Make sure that there is enough liquid in the pot that the mushrooms are fully submerged but not much more than that.  If needed, you can add a bit more water as the sauce is simmering ¼ cup at a time.

Turn up the heat to medium high and bring the dish to a simmer until mushrooms are tender, approximately 20 minutes.  Turn the heat off when the mushrooms are cooked and the sauce is reduced sufficiently to nicely coat the noodles.  If you are waiting for the noodles to finish cooking, don’t forget to put your lid on your pot to keep the sauce warm.

While you are simmering your sauce, bring a stockpot of water to boil and cook the noodles according to the package instructions.  When tender, strain the noodles and then pour the hot noodles into your mushroom sauce mixing thoroughly.

Top with chopped parsley, chopped tomatoes, red pepper flakes, a dollop of sour cream or yogurt or even a fresh gremolata (parsley, garlic and lemon zest minced together).

Serve hot and enjoy!

NOTES AND VARIATIONS

Here’s a note about store-bought broth: if you don’t have to use it, don’t.  It’s loaded with salt and you cannot really control the quality of ingredients or taste. This recipe is perfect made with water.  The onion, celery, and carrot together form a “mirepiox” that when combined with a bay leaf is the basis for a vegetarian broth.  If you need to make a quick broth for another dish, roughly chop a large onion, 2 medium carrots, 2-3 stalks of celery and toss in a pot with a tablespoon or so of olive oil, a pinch of salt and a couple of bay leaves over medium heat. The goal is the volume of carrot and celery together should be equivalent to the volume of onion. Once the onion begins to cook and brown, add 12 cups of water, raise the heat to med-high and allow it to simmer for 45 minutes or more.  Cooking the onion at high enough heat to allow it to brown slightly (without burning) will improve the taste of the broth.  Strain the broth through a colander and use as needed. For creole dishes, use “the [holy] trinity” (onion, green pepper and celery) rather than a mirepoix.
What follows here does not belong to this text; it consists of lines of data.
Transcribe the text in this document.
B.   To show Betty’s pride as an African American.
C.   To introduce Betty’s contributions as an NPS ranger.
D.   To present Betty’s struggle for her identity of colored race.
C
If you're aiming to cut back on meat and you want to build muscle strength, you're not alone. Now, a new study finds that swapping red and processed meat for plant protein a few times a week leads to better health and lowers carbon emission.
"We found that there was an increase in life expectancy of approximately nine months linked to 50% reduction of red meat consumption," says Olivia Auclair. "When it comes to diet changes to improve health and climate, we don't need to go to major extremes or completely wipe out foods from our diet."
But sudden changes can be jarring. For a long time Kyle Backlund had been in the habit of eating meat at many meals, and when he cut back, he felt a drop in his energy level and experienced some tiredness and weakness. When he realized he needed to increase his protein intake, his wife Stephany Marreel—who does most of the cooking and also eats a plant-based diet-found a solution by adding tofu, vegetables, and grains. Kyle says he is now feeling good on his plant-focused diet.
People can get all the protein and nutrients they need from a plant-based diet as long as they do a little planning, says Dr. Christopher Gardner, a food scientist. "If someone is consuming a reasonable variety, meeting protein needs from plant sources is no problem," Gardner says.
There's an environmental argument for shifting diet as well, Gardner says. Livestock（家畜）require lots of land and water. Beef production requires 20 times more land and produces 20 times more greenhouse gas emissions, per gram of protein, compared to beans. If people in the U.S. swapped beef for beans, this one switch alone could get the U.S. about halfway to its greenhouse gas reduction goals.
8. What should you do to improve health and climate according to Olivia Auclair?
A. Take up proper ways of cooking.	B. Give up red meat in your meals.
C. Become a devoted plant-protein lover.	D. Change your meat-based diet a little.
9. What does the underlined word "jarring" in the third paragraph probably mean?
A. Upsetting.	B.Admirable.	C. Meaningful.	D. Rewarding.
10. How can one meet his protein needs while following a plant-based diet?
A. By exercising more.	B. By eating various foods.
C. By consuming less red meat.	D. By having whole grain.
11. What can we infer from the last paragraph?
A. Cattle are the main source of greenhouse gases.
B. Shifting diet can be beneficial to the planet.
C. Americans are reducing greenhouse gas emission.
This mushroom sauce would make a great base for lasagna with ricotta and béchamel (veggie or dairy).  It would also be great served with roasted beets and a zesty vinaigrette-tossed spinach salad.  For a one-pot dish, consider tossing a cup of frozen chopped spinach or fresh well-cleaned spinach cut in a nice chiffonade at the end of cooking.  Mix the spinach through the sauce through cover, allowing the spinach to simmer for the last couple of minutes of cooking.  If you would like a spicier dish, add crushed red pepper flakes at the very beginning with the onion and bay leaf.  Start with a teaspoon and learn to adjust for your taste.